You take 2 liters of water at 20 degrees Celsius and remove heat at 200W from it for 5 min. What is the temperature and state of the water after the experiment? Some properties of water: Heat of fusion: 333.55 kJ/kg, Heat of vaporization: 2257 kJ/kg, Heat capacity of steam: 2.080 kJ/kg, of water: 4.1813 kJ/kg, of ice: 2.05 kJ/kg.
To determine the final temperature and state of the water, we need to consider the changes in heat energy. Let's break down the steps involved in solving this problem:
Step 1: Calculate the heat removed from the water:
We know that the heat removed (Q) from an object is given by the formula:
Q = Power (P) x Time (t)
In this case, the power is given as 200W, and the time is 5 minutes (5 minutes = 300 seconds). Let's calculate Q by substituting these values:
Q = 200W x 300s = 60,000 Joules (J)
Step 2: Calculate the heat required to change the temperature of water:
The heat required (Q) to change the temperature of a substance can be calculated by using the formula:
Q = mass (m) x specific heat capacity (C) x temperature change (ΔT)
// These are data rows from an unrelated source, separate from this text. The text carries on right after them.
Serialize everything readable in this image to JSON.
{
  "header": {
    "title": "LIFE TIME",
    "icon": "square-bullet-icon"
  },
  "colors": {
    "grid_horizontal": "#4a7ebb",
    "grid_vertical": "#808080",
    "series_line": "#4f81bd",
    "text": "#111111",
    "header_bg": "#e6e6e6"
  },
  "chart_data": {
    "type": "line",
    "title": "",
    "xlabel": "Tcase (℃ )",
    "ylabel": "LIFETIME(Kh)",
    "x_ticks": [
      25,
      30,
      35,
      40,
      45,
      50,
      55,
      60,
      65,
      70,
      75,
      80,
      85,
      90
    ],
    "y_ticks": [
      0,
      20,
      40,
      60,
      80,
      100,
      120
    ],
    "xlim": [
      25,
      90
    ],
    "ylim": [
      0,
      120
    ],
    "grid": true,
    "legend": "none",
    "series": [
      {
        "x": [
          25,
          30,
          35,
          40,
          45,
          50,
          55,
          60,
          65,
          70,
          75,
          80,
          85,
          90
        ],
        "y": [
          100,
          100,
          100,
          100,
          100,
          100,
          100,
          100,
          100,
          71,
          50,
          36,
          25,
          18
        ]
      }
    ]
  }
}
In this case, the mass of the water is 2 liters, which is equivalent to 2000 grams (1 liter of water = 1000 grams). The specific heat capacity of water is 4.1813 kJ/kg, which is equivalent to 4.1813 J/g. The initial temperature (T1) is 20 degrees Celsius, and the final temperature (T2) is what we need to determine. We can rearrange the formula to solve for T2:
Q = m x C x ΔT
ΔT = T2 - T1
T2 = ΔT + T1
Step 3: Determine the change in temperature:
To find the change in temperature (ΔT), we can use the equation:
ΔT = Q / (m x C)
Substituting the values, we get:
ΔT = 60,000 J / (2000 g x 4.1813 J/g)
ΔT ≈ 7.18 degrees Celsius
Step 4: Calculate the final temperature:
Now that we have the change in temperature, we can determine the final temperature (T2):
T2 = ΔT + T1
T2 = 7.18 + 20
T2 ≈ 27.18 degrees Celsius
Step 5: Determine the state of the water:
To determine the state of the water, we need to consider the final temperature. At temperatures below 0 degrees Celsius, water exists as ice. At temperatures above 100 degrees Celsius, water exists as steam. Therefore, if the final temperature is below 0 degrees Celsius, the water is in the solid state (ice). If the final temperature is above 100 degrees Celsius, the water is in the gaseous state (steam). Otherwise, it remains in the liquid state.
In this case, the final temperature of the water is approximately 27.18 degrees Celsius, which falls within the range of 0 to 100 degrees Celsius. Therefore, the water remains in the liquid state after the experiment.